The team we could put out tomorrow is looking threadbare and it could be a quite an uncomfortable and challenging evening. Solly, Gomez, Gudmundson and Vetokele could all be missing. That would likely see Wilson back in the corner, an unlikely looking forward pairing of Tucudean and 17 year-old Karlan Ahearne-Grant. More importantly, we are desperate for a solid midfield showing that protects the defence and supports the front two so we can put some sustained pressure on the visitors.

Sunday, 19 October 2014

AFC Bournemouth 1 v Charlton Athletic 0

This goes down as yet another one of those occasions when our team managed to ruin an otherwise great day out. An enjoyable run down on the train from Waterloo and a few pints in joyous expectation before we all made our way in the sunshine up to Dean Court the Goldsands Stadium.

I had failed to count to seven when buying the match tickets and so one of us had to watch the game from the home end behind the goal to our left - sorry again Pete. He would have had a good view of Bournemouth's winner after three minutes when Pugh strolled in from the left flank and teed Callum Wilson up to poke home. A simple goal and our players reaction was worrying. It didn't look like anyone was bothered and frankly, they weren't. We failed to test Artur Boruc in the Cherries goal and only actually managed a couple of lame efforts in the whole match.

Bournemouth looked miles better than us and that was due very simply to a better work ethic, more movement and better passing. One-nil flattered us and only Stephen Henderson prevented it from being embarrassing. Karlan Ahaerne-Grant got the full ninety minutes and he, at least, tried his best but he is very raw and has a lot to learn. 

Our midfield was over-run once again. Buyens and Jackson were left chasing shadows and we had no effective width. The fact that Jackson didn't return for the second-half said it all. Unfortunately, the alternative is Moussa who I am afraid to say is not good enough for this division. He has had plenty of opportunities but he loses possession practically every time he gets the ball. He  doesn't look like he has any pace or can shoot either. Having to play Moussa questions the depth in our squad and the fact that Igor Vetokele also didn't return for the second-half underlined that because his replacement was Calum Harriott. I don't know what has happened to Harriott but he seems to have forgotten how to beat a defender and when paired alongside Moussa they look very similar and equally poor.

Igor has an Achilles injury and I understand that Johan Berg Gudmundsson is not fully fit again either. He played like he was still only 70%.

Rhoys Wiggins obviously dreads returning to his old ground because he lowers his game for every visit. Yesterday he managed to fail to control the ball on several occasions, presumably for the amusement of his former fans.
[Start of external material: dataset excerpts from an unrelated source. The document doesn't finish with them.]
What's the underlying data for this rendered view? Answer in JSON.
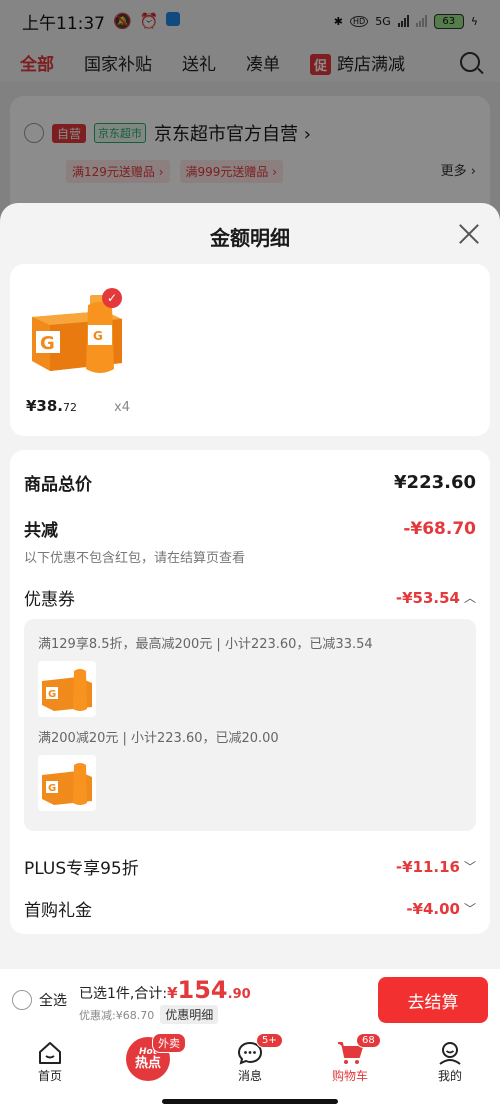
{
  "status_bar": {
    "time": "上午11:37",
    "network": "5G",
    "battery": "63"
  },
  "top_nav": {
    "tabs": [
      "全部",
      "国家补贴",
      "送礼",
      "凑单"
    ],
    "promo_tag": "促",
    "promo_label": "跨店满减"
  },
  "shop": {
    "badge_self": "自营",
    "badge_store": "京东超市",
    "name": "京东超市官方自营 ›",
    "coupons": [
      "满129元送赠品 ›",
      "满999元送赠品 ›"
    ],
    "more": "更多 ›"
  },
  "sheet": {
    "title": "金额明细",
    "product": {
      "price_int": "¥38.",
      "price_dec": "72",
      "qty": "x4"
    },
    "total_label": "商品总价",
    "total_value": "¥223.60",
    "reduce_label": "共减",
    "reduce_value": "-¥68.70",
    "reduce_note": "以下优惠不包含红包，请在结算页查看",
    "coupon_label": "优惠券",
    "coupon_value": "-¥53.54",
    "coupon_lines": [
      "满129享8.5折，最高减200元 | 小计223.60，已减33.54",
      "满200减20元 | 小计223.60，已减20.00"
    ],
    "plus_label": "PLUS专享95折",
    "plus_value": "-¥11.16",
    "first_label": "首购礼金",
    "first_value": "-¥4.00"
  },
  "checkout": {
    "select_all": "全选",
    "summary_prefix": "已选1件,合计:",
    "currency": "¥",
    "amount_int": "154",
    "amount_dec": ".90",
    "discount": "优惠减:¥68.70",
    "detail_btn": "优惠明细",
    "go_btn": "去结算"
  },
  "tabbar": {
    "items": [
      "首页",
      "",
      "消息",
      "购物车",
      "我的"
    ],
    "hot_text": "热点",
    "hot_tag": "外卖",
    "msg_badge": "5+",
    "cart_badge": "68"
  },
  "colors": {
    "accent": "#e4393c"
  }
}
I felt a bit for Ben Haim and Bikey who did their best. Bikey was also pressed into an attacking role towards the end but that was never going to cut it. Bournemouth stepped off the gas with ten minutes to go because they knew they were home and dry. Fifteen hundred Charlton fans did their best to motivate their side but got nothing in return. It was one of those days when I saw plenty of familiar East Stand faces and all raised their eyebrows to me in summary of what we were witnessing. 

How we respond in the next two matches will tell us a lot about the rest of the season. Suddenly the second and third-bottom sides look like banana-skins.